太醫們果然還是有本事的,過些時候,就診斷出來,二皇子是中毒了,查出這點,對癥的藥水灌下去,二皇子果然就有了起色。

此時已經是夜半,宮中收到這樣的消息,松一口氣之後,又提起一顆心。二皇子中毒,什麼樣的人會做出這樣的事情來?

就連阿音也猜個不停,手里面捏著的那本王靄雲送過來的冊子在這個時候似乎格外燙手。宮中漸漸地安靜下來,她躺在床上卻怎麼都睡不著。翻了個身,外邊的小宮女就醒了,低聲問著阿音姑娘是不是要起夜,被阿音一句話打發了。

不知道什麼時候才睡著,被小宮女輕輕推醒的時候,還有些恍惚。片刻之後就回過神來,連忙爬起來,幸而年歲小,就算熬夜了也不怎麼看得出來。洗漱梳頭,出門的時候發覺宮中氣氛越發凝重。

半夜守夜的小太監低聲地說,二皇子的脈搏強勁了些,癥狀也消失了,但還是昏迷不醒。

陛下一夜未睡,如今並未因二皇子放棄早朝,用過早膳之後,就上朝去了。大皇子自然也是要跟過去听政的,臨走之前的視線在阿音身上打了個轉,又仿佛什麼事都沒有地轉開了。

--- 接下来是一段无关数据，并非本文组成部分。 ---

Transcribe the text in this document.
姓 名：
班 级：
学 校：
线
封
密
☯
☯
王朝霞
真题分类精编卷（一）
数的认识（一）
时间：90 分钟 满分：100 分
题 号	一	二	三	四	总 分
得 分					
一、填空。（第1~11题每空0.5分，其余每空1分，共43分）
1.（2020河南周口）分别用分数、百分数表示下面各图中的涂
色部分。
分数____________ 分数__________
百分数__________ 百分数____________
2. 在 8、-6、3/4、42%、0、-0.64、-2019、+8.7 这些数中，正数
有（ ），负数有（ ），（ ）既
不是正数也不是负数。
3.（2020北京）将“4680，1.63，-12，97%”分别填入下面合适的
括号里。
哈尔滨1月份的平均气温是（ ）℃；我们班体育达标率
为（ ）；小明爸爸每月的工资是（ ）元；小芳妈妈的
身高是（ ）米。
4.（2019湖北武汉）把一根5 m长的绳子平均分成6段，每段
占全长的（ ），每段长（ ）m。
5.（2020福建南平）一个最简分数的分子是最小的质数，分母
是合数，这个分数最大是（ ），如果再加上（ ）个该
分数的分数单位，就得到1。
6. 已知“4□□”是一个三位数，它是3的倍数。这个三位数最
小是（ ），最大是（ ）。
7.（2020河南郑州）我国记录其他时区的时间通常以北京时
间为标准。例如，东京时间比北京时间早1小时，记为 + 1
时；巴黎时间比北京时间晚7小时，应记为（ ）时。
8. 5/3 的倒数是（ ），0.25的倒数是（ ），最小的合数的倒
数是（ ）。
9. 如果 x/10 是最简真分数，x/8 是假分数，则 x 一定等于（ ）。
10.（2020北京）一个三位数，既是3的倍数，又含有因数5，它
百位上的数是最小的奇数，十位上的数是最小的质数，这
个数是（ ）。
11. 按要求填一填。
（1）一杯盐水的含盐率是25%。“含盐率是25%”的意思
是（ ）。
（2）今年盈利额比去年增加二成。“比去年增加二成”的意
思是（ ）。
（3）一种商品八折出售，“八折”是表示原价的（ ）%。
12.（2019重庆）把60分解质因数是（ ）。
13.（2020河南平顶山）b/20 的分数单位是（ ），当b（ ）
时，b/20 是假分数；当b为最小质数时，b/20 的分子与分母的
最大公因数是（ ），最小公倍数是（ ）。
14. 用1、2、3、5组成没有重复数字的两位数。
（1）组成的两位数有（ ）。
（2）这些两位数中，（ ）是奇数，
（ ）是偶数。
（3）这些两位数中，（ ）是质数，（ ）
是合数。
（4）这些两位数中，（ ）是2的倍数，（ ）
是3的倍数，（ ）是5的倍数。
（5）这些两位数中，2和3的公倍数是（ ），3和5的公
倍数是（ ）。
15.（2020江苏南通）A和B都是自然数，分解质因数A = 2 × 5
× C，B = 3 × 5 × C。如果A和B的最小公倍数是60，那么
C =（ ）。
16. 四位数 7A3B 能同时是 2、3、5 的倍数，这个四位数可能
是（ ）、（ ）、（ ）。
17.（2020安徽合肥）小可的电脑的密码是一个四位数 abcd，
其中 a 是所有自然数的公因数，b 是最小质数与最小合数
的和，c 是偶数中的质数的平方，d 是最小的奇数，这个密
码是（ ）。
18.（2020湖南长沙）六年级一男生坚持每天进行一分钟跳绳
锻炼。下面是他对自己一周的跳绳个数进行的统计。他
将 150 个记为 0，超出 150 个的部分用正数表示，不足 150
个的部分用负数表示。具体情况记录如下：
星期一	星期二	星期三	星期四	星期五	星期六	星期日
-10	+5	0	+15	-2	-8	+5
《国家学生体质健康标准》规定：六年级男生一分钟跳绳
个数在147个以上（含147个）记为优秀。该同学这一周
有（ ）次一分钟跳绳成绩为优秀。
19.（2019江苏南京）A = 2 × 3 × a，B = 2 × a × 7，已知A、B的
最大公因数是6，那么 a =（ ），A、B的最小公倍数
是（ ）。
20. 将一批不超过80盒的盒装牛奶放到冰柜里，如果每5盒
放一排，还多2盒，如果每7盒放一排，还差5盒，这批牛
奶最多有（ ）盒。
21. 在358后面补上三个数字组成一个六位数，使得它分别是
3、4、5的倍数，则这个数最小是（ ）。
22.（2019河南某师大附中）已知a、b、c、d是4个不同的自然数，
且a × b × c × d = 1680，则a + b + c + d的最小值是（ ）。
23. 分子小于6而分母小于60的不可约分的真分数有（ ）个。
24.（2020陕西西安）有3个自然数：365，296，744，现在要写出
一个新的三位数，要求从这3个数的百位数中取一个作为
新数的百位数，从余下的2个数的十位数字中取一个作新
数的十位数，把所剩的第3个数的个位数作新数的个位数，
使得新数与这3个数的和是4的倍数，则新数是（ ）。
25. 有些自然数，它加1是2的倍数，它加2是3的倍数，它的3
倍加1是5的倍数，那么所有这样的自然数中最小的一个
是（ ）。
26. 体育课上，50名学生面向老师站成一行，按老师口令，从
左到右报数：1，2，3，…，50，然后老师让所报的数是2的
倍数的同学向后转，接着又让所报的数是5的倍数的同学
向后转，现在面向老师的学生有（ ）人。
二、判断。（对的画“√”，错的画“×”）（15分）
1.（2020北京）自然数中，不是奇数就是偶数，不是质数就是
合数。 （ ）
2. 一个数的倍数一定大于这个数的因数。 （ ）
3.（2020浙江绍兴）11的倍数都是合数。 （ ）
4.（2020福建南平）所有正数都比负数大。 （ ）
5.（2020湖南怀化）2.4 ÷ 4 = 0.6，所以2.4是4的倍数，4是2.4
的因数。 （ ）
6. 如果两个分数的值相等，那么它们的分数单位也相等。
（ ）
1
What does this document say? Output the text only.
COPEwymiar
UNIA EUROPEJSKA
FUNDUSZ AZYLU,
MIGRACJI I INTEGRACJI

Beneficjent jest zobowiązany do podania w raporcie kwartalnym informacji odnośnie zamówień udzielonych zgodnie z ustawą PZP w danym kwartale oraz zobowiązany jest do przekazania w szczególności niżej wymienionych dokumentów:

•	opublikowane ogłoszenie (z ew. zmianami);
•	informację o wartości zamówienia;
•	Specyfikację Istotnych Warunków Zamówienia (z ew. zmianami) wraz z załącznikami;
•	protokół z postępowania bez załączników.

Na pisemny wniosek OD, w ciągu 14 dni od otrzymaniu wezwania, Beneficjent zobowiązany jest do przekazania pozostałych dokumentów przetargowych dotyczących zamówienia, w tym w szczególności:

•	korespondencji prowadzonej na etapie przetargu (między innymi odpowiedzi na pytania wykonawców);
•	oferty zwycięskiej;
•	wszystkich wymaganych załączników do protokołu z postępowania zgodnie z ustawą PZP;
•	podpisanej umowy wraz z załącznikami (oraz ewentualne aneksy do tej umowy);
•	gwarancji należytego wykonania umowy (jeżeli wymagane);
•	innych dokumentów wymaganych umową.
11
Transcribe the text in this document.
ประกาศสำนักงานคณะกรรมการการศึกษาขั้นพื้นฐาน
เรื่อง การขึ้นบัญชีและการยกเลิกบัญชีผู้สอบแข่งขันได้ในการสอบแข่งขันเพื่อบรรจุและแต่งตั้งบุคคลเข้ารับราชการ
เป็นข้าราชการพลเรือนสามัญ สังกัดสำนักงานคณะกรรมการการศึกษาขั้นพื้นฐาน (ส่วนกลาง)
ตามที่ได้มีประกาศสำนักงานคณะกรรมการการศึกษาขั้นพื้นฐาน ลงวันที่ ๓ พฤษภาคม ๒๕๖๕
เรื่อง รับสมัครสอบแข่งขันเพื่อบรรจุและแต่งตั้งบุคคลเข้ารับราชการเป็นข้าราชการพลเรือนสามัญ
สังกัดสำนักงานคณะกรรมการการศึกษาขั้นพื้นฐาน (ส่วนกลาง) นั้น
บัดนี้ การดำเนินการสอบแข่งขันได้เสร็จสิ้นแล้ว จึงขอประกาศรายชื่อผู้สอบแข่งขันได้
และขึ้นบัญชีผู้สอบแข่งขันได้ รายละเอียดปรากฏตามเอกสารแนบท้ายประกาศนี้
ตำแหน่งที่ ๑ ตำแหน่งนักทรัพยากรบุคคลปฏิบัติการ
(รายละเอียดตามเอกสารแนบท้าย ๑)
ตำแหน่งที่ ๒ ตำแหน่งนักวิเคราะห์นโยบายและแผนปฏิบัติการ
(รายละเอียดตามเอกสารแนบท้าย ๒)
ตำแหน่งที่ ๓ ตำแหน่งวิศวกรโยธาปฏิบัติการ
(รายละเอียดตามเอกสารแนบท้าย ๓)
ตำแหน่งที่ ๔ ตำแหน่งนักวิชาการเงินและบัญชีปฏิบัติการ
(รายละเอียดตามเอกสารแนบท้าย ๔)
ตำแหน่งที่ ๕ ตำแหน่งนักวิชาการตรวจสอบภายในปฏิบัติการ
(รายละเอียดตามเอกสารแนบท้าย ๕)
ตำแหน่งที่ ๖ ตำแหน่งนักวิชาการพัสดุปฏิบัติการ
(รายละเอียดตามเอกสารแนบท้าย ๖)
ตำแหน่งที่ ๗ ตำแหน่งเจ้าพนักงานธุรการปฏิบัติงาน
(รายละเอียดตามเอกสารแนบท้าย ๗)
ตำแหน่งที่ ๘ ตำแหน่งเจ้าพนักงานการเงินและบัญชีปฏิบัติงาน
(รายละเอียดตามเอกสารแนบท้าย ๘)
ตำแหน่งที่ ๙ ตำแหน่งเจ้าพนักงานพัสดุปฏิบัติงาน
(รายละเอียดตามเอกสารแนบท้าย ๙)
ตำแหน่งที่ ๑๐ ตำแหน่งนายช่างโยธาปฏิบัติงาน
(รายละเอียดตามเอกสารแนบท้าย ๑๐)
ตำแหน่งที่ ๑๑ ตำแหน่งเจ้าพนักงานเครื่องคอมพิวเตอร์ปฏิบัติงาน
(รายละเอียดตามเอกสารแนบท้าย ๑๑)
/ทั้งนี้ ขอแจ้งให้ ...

出了二皇子這檔子事,梅美人卻安靜得有些過分。宮里頭沸沸揚揚人心不寧,她卻一點都不激動,只是派人過來探看了二皇子,也不多說什麼話,問過了情況就離開。今日一早,又派了人過來,也是听了消息之後就離開,多余的話一句都沒有。

這樣的反應,倒好像二皇子不是她親生的一樣。宮里頭就有人說,梅美人這般冷血,說不定二皇子就是在梅美人手上落下了呆傻的病癥,不看二皇子當初能說話的時候,對著梅美人的畫像說的是什麼話。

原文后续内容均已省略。